Under the new format, the test has been extended from three hours to three and a half hours, said Mark McNutt, manager of external relations for the Educational Testing Service.
All three sections of the GRE are being modified, with the verbal reasoning section seeing the largest changes, said David Payne, vice president of College and Graduate Programs at Educational Testing Service.
In the verbal reasoning section, antonyms and analogies will no longer be a part of the exam, and the section will focus more on passage-based critical reasoning, said Andrew Szeri, dean of the graduate division at UC Berkeley.
In the quantitative reasoning section, an online calculator will be added to reduce student stress over making small calculation errors, said Liora Schmelkin, dean of graduate studies at Hofstra University.
In the analytical writing section, “the essays (will be) in response to very specific questions so that when we evaluate (them), we know that they’re ones that were written in the testing center and weren’t ones where (students) memorized material prior to taking the test,” Payne said.
The GRE’s scoring scale has also changed.
“The old scale going from 200 to 800 implied that changes between 600 and 610 might be meaningful when in fact it was only one data point,” Schmelkin said. “The new scale has 40 points from 130 to 170. So a candidate that has 150, and (another that has) 152 are probably very similar.”
Another change will be the separation of the test into sections.
In the current GRE, test takers must answer questions in the order the computer provides them.
Students are not allowed to go back to the question once they have answered it.
The test is also computer adaptive, so if a student answers a question incorrectly, the following question is of a lesser difficulty.

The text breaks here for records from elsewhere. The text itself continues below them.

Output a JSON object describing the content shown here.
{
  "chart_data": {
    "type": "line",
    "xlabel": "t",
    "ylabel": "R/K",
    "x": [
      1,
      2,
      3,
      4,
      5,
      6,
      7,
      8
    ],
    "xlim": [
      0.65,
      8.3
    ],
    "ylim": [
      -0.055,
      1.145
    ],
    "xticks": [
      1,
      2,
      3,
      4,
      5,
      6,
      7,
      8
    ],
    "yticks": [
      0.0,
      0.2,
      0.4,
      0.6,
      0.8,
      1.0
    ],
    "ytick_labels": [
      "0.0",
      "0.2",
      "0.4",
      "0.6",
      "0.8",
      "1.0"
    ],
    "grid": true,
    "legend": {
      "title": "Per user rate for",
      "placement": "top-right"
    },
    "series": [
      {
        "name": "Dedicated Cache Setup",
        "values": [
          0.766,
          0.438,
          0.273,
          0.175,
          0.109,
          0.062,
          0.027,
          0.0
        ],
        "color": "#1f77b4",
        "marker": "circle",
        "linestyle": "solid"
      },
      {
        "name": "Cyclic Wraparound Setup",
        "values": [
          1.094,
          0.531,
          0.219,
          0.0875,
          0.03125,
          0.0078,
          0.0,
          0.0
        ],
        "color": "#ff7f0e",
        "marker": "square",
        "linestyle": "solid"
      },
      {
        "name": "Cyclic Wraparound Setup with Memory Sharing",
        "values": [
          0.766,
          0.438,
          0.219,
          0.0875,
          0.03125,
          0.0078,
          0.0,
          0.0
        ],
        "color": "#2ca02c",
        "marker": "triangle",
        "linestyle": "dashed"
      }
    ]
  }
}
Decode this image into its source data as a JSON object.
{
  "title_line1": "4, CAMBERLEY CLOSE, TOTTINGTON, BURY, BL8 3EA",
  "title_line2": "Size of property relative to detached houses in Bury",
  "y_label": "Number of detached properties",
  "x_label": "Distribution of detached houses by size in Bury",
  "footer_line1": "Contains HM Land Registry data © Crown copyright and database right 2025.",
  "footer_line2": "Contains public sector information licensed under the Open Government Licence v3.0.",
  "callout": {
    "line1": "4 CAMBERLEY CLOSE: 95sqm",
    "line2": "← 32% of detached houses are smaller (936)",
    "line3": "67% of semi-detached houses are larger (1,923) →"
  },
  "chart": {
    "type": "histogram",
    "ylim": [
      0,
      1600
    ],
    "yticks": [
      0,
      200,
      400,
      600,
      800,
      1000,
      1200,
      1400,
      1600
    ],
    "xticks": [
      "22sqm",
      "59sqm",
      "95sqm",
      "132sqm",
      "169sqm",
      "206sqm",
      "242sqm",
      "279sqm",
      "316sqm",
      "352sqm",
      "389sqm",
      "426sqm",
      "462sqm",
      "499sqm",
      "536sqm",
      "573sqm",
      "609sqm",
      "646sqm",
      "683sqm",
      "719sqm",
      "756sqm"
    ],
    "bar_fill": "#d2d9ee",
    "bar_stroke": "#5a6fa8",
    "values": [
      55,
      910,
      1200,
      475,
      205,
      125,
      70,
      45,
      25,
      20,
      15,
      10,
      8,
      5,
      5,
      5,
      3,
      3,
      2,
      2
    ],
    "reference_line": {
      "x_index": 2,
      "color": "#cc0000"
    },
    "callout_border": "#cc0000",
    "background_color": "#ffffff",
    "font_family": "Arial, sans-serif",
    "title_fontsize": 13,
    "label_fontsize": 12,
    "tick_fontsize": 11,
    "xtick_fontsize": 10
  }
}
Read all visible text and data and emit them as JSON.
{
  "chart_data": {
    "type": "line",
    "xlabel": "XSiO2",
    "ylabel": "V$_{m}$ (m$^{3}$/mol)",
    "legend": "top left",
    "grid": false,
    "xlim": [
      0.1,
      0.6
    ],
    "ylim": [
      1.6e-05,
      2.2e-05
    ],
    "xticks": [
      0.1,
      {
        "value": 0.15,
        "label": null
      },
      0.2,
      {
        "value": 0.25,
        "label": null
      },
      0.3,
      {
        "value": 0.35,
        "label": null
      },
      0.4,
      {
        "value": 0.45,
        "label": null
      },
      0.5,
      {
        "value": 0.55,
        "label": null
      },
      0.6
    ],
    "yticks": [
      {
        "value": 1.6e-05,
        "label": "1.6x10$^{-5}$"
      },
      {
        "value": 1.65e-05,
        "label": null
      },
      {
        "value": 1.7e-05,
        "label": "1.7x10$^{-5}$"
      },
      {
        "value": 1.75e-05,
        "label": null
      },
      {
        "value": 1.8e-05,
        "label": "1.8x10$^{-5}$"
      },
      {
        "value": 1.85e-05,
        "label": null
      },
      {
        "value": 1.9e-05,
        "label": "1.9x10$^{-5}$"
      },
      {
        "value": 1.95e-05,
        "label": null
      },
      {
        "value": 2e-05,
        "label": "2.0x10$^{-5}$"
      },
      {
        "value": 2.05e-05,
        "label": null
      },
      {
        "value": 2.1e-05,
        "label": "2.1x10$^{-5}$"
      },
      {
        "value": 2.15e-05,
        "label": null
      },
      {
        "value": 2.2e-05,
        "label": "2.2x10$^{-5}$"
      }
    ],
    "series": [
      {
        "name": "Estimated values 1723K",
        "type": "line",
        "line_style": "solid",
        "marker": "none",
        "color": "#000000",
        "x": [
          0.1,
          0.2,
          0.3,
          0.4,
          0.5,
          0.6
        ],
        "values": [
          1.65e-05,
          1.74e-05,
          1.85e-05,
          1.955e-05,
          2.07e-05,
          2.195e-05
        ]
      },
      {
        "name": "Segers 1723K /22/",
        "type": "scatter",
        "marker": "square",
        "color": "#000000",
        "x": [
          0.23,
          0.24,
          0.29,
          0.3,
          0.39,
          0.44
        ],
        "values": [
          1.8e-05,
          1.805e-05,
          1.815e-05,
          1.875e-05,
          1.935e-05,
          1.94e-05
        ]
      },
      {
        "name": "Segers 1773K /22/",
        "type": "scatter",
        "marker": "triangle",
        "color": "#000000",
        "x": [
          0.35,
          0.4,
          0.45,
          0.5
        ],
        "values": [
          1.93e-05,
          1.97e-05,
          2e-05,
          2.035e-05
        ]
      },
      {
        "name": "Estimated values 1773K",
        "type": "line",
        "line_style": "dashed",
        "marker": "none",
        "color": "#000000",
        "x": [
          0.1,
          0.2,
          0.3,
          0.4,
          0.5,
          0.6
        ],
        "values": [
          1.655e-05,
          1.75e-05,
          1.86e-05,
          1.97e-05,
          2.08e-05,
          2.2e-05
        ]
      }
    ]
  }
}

Under the new format, students will be allowed to review questions within the entire section and go back and change answers Szeri said.
The changes have received some positive reviews.

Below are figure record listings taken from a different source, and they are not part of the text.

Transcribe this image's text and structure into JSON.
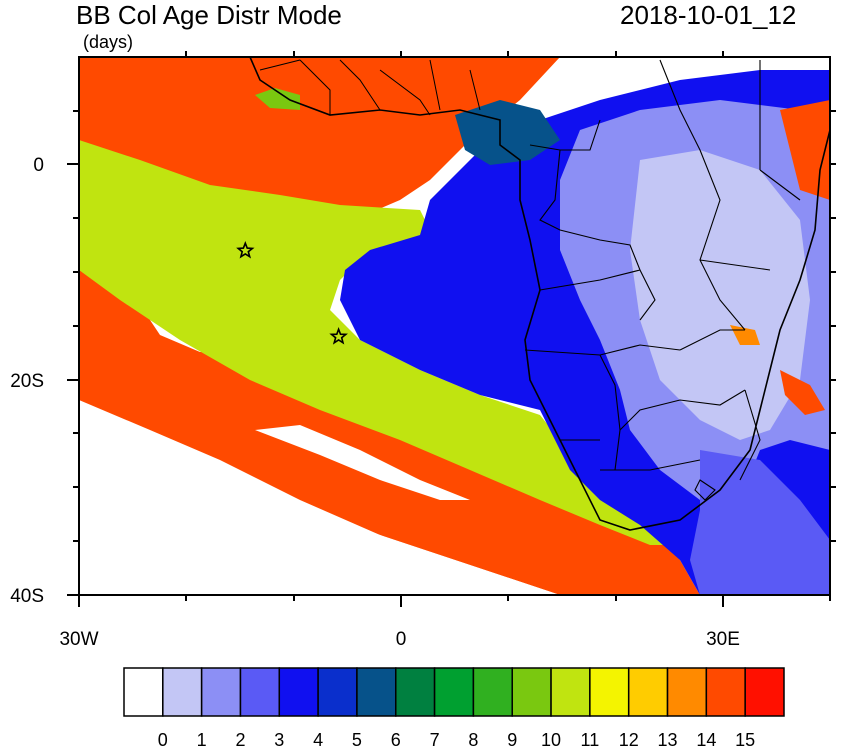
{
  "header": {
    "title": "BB Col Age Distr Mode",
    "units": "(days)",
    "timestamp": "2018-10-01_12"
  },
  "axes": {
    "x_ticks": [
      {
        "value": -30,
        "label": "30W"
      },
      {
        "value": 0,
        "label": "0"
      },
      {
        "value": 30,
        "label": "30E"
      }
    ],
    "y_ticks": [
      {
        "value": 0,
        "label": "0"
      },
      {
        "value": -20,
        "label": "20S"
      },
      {
        "value": -40,
        "label": "40S"
      }
    ],
    "lon_range": [
      -30,
      40
    ],
    "lat_range": [
      -40,
      10
    ]
  },
  "markers": [
    {
      "type": "star",
      "lon": -14.5,
      "lat": -8
    },
    {
      "type": "star",
      "lon": -5.8,
      "lat": -16
    }
  ],
  "colorbar": {
    "labels": [
      "0",
      "1",
      "2",
      "3",
      "4",
      "5",
      "6",
      "7",
      "8",
      "9",
      "10",
      "11",
      "12",
      "13",
      "14",
      "15"
    ],
    "colors": [
      "#ffffff",
      "#c3c6f5",
      "#8c8ff5",
      "#5a5af5",
      "#1010f0",
      "#0a2fcc",
      "#06528a",
      "#008040",
      "#00a030",
      "#30b020",
      "#7ac810",
      "#c0e410",
      "#f4f400",
      "#ffcc00",
      "#ff8a00",
      "#ff4a00",
      "#ff1000"
    ]
  }
}
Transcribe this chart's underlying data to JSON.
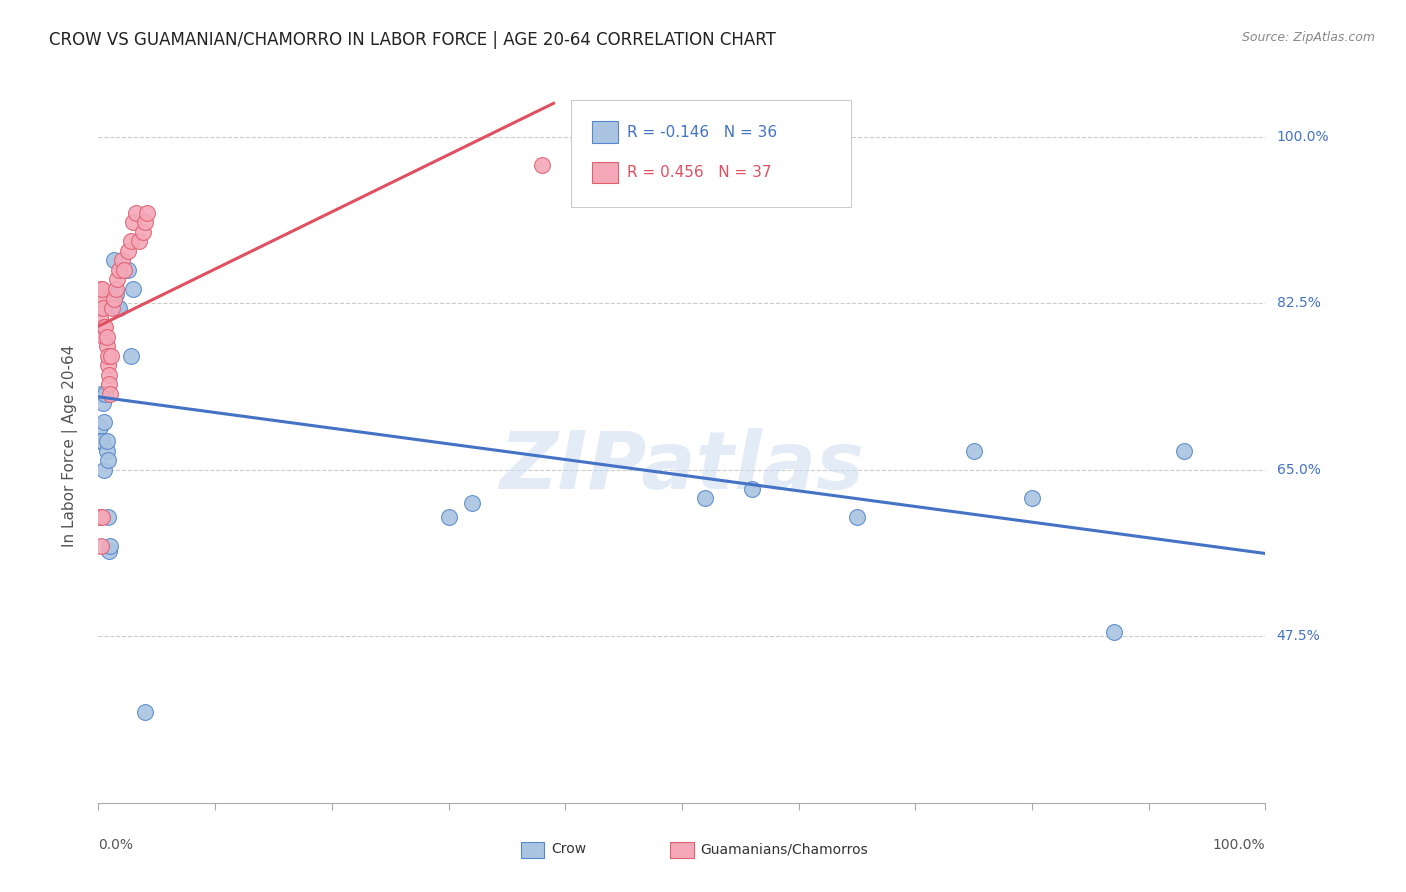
{
  "title": "CROW VS GUAMANIAN/CHAMORRO IN LABOR FORCE | AGE 20-64 CORRELATION CHART",
  "source": "Source: ZipAtlas.com",
  "ylabel": "In Labor Force | Age 20-64",
  "ylabel_right_labels": [
    "100.0%",
    "82.5%",
    "65.0%",
    "47.5%"
  ],
  "ylabel_right_y": [
    1.0,
    0.825,
    0.65,
    0.475
  ],
  "crow_R": -0.146,
  "crow_N": 36,
  "guam_R": 0.456,
  "guam_N": 37,
  "crow_color": "#aac4e2",
  "guam_color": "#f4a8b8",
  "crow_edge_color": "#5588cc",
  "guam_edge_color": "#e06070",
  "crow_line_color": "#4472c4",
  "guam_line_color": "#e05060",
  "watermark": "ZIPatlas",
  "xlim": [
    0.0,
    1.0
  ],
  "ylim": [
    0.3,
    1.05
  ],
  "crow_x": [
    0.001,
    0.001,
    0.002,
    0.003,
    0.003,
    0.004,
    0.005,
    0.006,
    0.007,
    0.008,
    0.009,
    0.01,
    0.012,
    0.013,
    0.015,
    0.016,
    0.018,
    0.025,
    0.028,
    0.03,
    0.04,
    0.001,
    0.002,
    0.003,
    0.005,
    0.007,
    0.008,
    0.3,
    0.32,
    0.52,
    0.56,
    0.65,
    0.75,
    0.8,
    0.87,
    0.93
  ],
  "crow_y": [
    0.695,
    0.68,
    0.73,
    0.68,
    0.835,
    0.72,
    0.65,
    0.73,
    0.67,
    0.6,
    0.565,
    0.57,
    0.835,
    0.87,
    0.835,
    0.82,
    0.82,
    0.86,
    0.77,
    0.84,
    0.395,
    0.82,
    0.82,
    0.82,
    0.7,
    0.68,
    0.66,
    0.6,
    0.615,
    0.62,
    0.63,
    0.6,
    0.67,
    0.62,
    0.48,
    0.67
  ],
  "guam_x": [
    0.001,
    0.001,
    0.002,
    0.002,
    0.003,
    0.003,
    0.004,
    0.005,
    0.005,
    0.006,
    0.007,
    0.007,
    0.008,
    0.008,
    0.009,
    0.009,
    0.01,
    0.011,
    0.012,
    0.013,
    0.015,
    0.016,
    0.018,
    0.02,
    0.022,
    0.025,
    0.028,
    0.03,
    0.032,
    0.035,
    0.038,
    0.04,
    0.042,
    0.001,
    0.002,
    0.003,
    0.38
  ],
  "guam_y": [
    0.82,
    0.81,
    0.83,
    0.84,
    0.83,
    0.84,
    0.82,
    0.8,
    0.79,
    0.8,
    0.78,
    0.79,
    0.76,
    0.77,
    0.75,
    0.74,
    0.73,
    0.77,
    0.82,
    0.83,
    0.84,
    0.85,
    0.86,
    0.87,
    0.86,
    0.88,
    0.89,
    0.91,
    0.92,
    0.89,
    0.9,
    0.91,
    0.92,
    0.6,
    0.57,
    0.6,
    0.97
  ]
}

“Letting students go back to other questions in the section will definitely relieve test anxiety,” said Netta Avineri, Graduate Students Association vice president of academic affairs and a doctoral student in applied linguistics.
While the changes to the GRE are important, the exam is not the most significant factor for admission, said Ross Shideler, associate dean of the graduate division at UCLA.
“Here at UCLA, we encourage all the departments to have a holistic approach so that student grades, faculty recommendations, etc. are all significant admissions factors,” he said.
Shideler added, “(Educational Testing Service) is trying to respond to a national need to open up the GRE to eliminate or at least reduce advantages to those who could afford to train for the exam.”
“Anything that can be done to the exam that can make it closer to the skills you need in graduate school, the better,” Avineri said.